Evidence of recent weeks suggests that the battle of high drug pricing is one that big pharma risks losing, raising questions over the economic model of an industry that relies heavily on US profits to reward investors and finance new drugs. Pharmaceutical executives say their ability to price drugs in the US, according to what the market will bear allows them to cover the considerable cost of finding new, often revolutionary, treatments; the cost of developing and winning approval for a new drug now runs at $2.6bn, according to the Tufts Center for the Study of Drug Development, compared with $802m in 2003.
If there is one thing that the pharma industry and those who foot the US healthcare bill agree on, it is that the US is paying too much relative to other western countries, especially Europe. Recently the pharma industry has come under attack in the media, again, for spending more on marketing and sales than R&D. Much of the recent press about drug pricing has taken a narrow view of the topic.
Many observers want the U.S. government to mandate lower drug prices — for example, by allowing re-importation of drugs or by having Medicare negotiate drug prices. It is tempting to believe that price reductions reduce company’s profits without affecting innovation. However, the absence of R&D into unprofitable third-world diseases, like Ebola, and the increase in drug approvals for rare diseases under the U.S. Orphan Drug Act belie this point. Indeed, economists estimate that a 10% increase in market size increases the number of new drugs by 40%. Price regulation has been shown to delay the launch of new drugs, limit their availability, and reduce the pace of innovation.
Much of the debate on the cost of medicines focuses on the initial U.S. price. But prices vary within different sectors of U.S. health care, across nations, and over time. And for most new drugs, patents expire approximately 12 years after market introduction. In the U.S. today, generics make up 86% of prescriptions.
Focusing only on the cost of a medicine — without considering its health-improving or life-saving benefits, or consequent reductions in other health care expenses — ignores its real value. While the cost is immediate, the benefits often don’t accrue for years. I co-led a team that brought alendronate from the laboratory to worldwide use. The incidence of osteoporosis-related hip fractures in women declined by 40% since the mid-1990s, when alendronate and (subsequently) similar drugs were introduced in the United States. Preventing such fractures avoids suffering for individuals and saves thousands of lives. It also lowers the costs of caring for people who would otherwise have endured a fracture.

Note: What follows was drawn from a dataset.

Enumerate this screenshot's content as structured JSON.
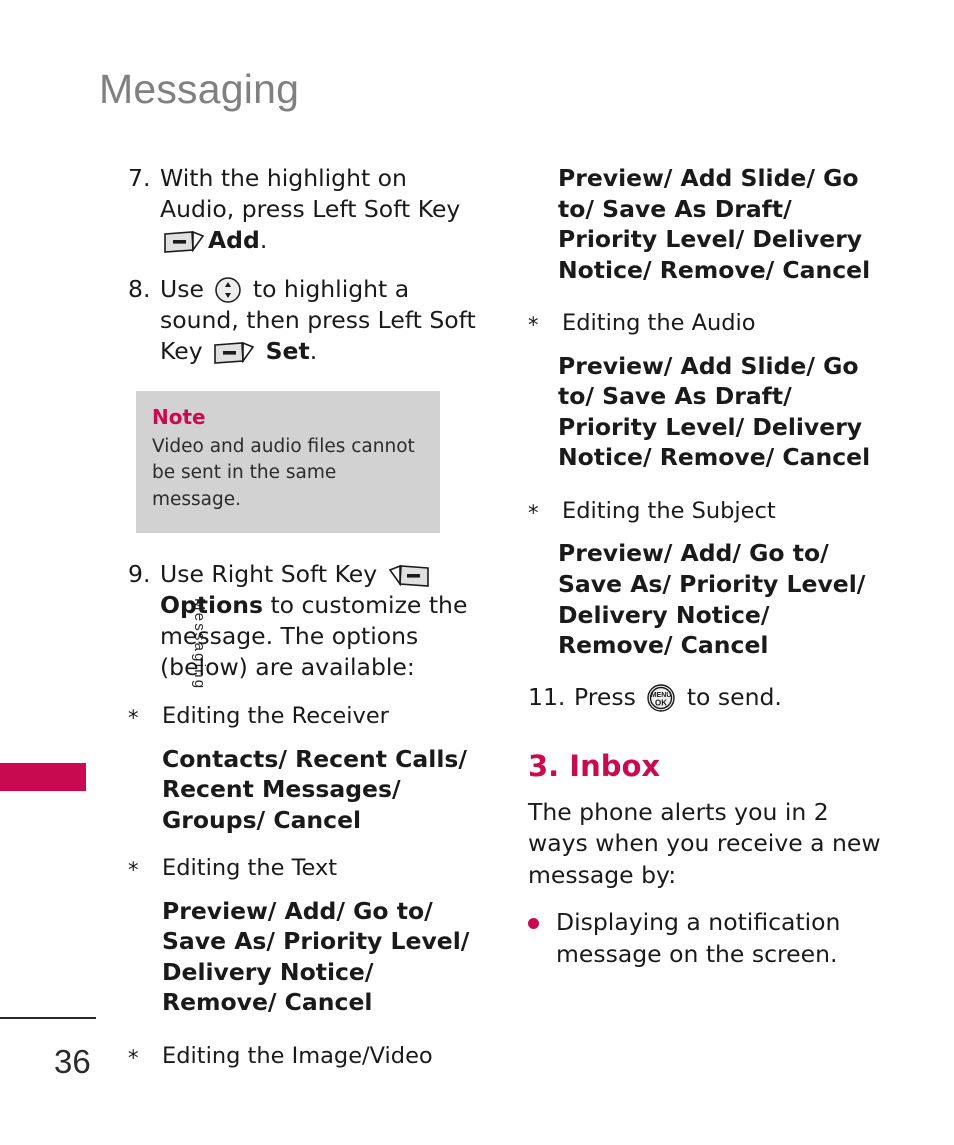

Improving patients’ adherence to their medication regimens does increase spending on drugs, but the long-term savings can be so compelling that, for example, some insurers now offer all diabetes medicines to their members with no copay. The nonpartisan Congressional Budget Office acknowledges that use of prescription drugs can reduce health care spending.
Industry representatives agree that Americans are paying a large share of their research costs, but add that the nation enjoys the benefits. Dr. Gerald Mossinghoff, president of the Pharmaceutical Manufacturers Association, said that France’s stringent price controls had resulted in a drug industry that he described as “no longer world class,” adding, “There really is a cause-and-effect relationship between economic pressure and the amount of research.”